Unvorhersehbare Katalysatordeaktivierung in Durchflussreaktoren führt zu schwankenden Ausbeuten und ungeplanten Unterbrechungen. Ein ML-Modell auf Reaktortelemetrie schätzt die Katalysatoraktivität in Echtzeit.
- Problem
- Kontinuierliche Reaktoren verlieren durch Katalysatordegradation schrittweise Ausbeute — oft unbemerkt bis Spezifikationen gerissen werden. Ungeplante Katalysatorwechsel kosten Produktionszeit und Material.
- KI-Lösung
- ML-Modell lernt aus Temperaturprofil, Druckgradient, Durchflussraten und Produktkonzentration die effektive Katalysatoraktivität. Frühwarnung triggert gezielten Wechsel im optimalen Zeitfenster.
- Typischer Nutzen
- Ausbeute stabilisiert sich um 5–12 %. Ungeplante Katalysatorwechsel sinken um 60–80 %, geplante Wechsel erfolgen bedarfsgerecht statt nach Kalender.
- Setup-Zeit
- 12–20 Monate Datenbasis, Modellentwicklung und DCS-Integration
- Kosteneinschätzung
- 100.000–270.000 € Einrichtung (ein Reaktortyp), 10.000–25.000 €/Jahr Modell-Monitoring und Retraining
Es ist Donnerstag, 22:47 Uhr.
Dr. Katharina Lehmann, Verfahrensingenieurin in einem Spezialchemiewerk bei Leuna, starrt auf die Druckkurve von Reaktor 3. Der Gradient zwischen Eingang und Ausgang ist in den letzten zwei Wochen um 18 Prozent gestiegen — kein Alarm, aber ein Signal, das sie kennt. Sie rechnet im Kopf: Entweder sie entscheidet jetzt für einen Wechsel, der mindestens drei Tage Shutdown kostet und 180.000 Euro Katalysatormaterial verschlingt. Oder sie fährt weiter, riskiert, dass in einer Woche die Ausbeute unter die Spezifikationsgrenze fällt — und der Shutdown dann ungeplant kommt, mitten in einer Lieferphase.
Sie hat weder genug Daten, um sicher zu sein, noch ein Modell, das ihr sagt, wie viel Aktivität noch übrig ist.
Dieses Dilemma stellt sich in kontinuierlichen Chemieanlagen weltweit täglich. Der Katalysator kann nicht direkt gemessen werden, solange er verbaut ist. Man sieht seine Wirkung — in Temperaturprofilen, in Druckgradienten, in Ausbeuteschwankungen — aber wie weit die Deaktivierung fortgeschritten ist, bleibt Schätzarbeit.
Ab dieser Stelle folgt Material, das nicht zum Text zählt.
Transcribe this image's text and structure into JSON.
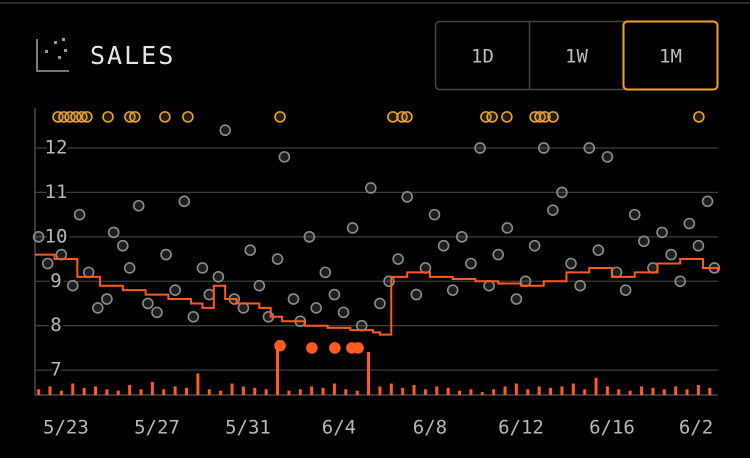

Das Ergebnis: Betreiber wechseln zu früh (Materialmehrkosten, unnötige Downtime) oder zu spät (Spezifikationsbrüche, Produktionsstopp, Notfahren). In beiden Fällen zahlt das Unternehmen.
Das echte Ausmaß des Problems
Katalysatordegradation ist kein Randphänomen. Laut einer ABB-Umfrage aus dem Jahr 2023 kosten ungeplante Stillstände die Chemieindustrie durchschnittlich 125.000 US-Dollar pro Stunde — und die Chemieindustrie verliert jährlich geschätzt 20 Milliarden US-Dollar durch ungeplante Ausfälle insgesamt. Ein erheblicher Teil davon ist auf Katalysatorprobleme zurückzuführen: entweder auf nicht erkannte, fortschreitende Deaktivierung oder auf vorzeitig ausgelöste Wechsel, die auf schlechten Schätzungen beruhen.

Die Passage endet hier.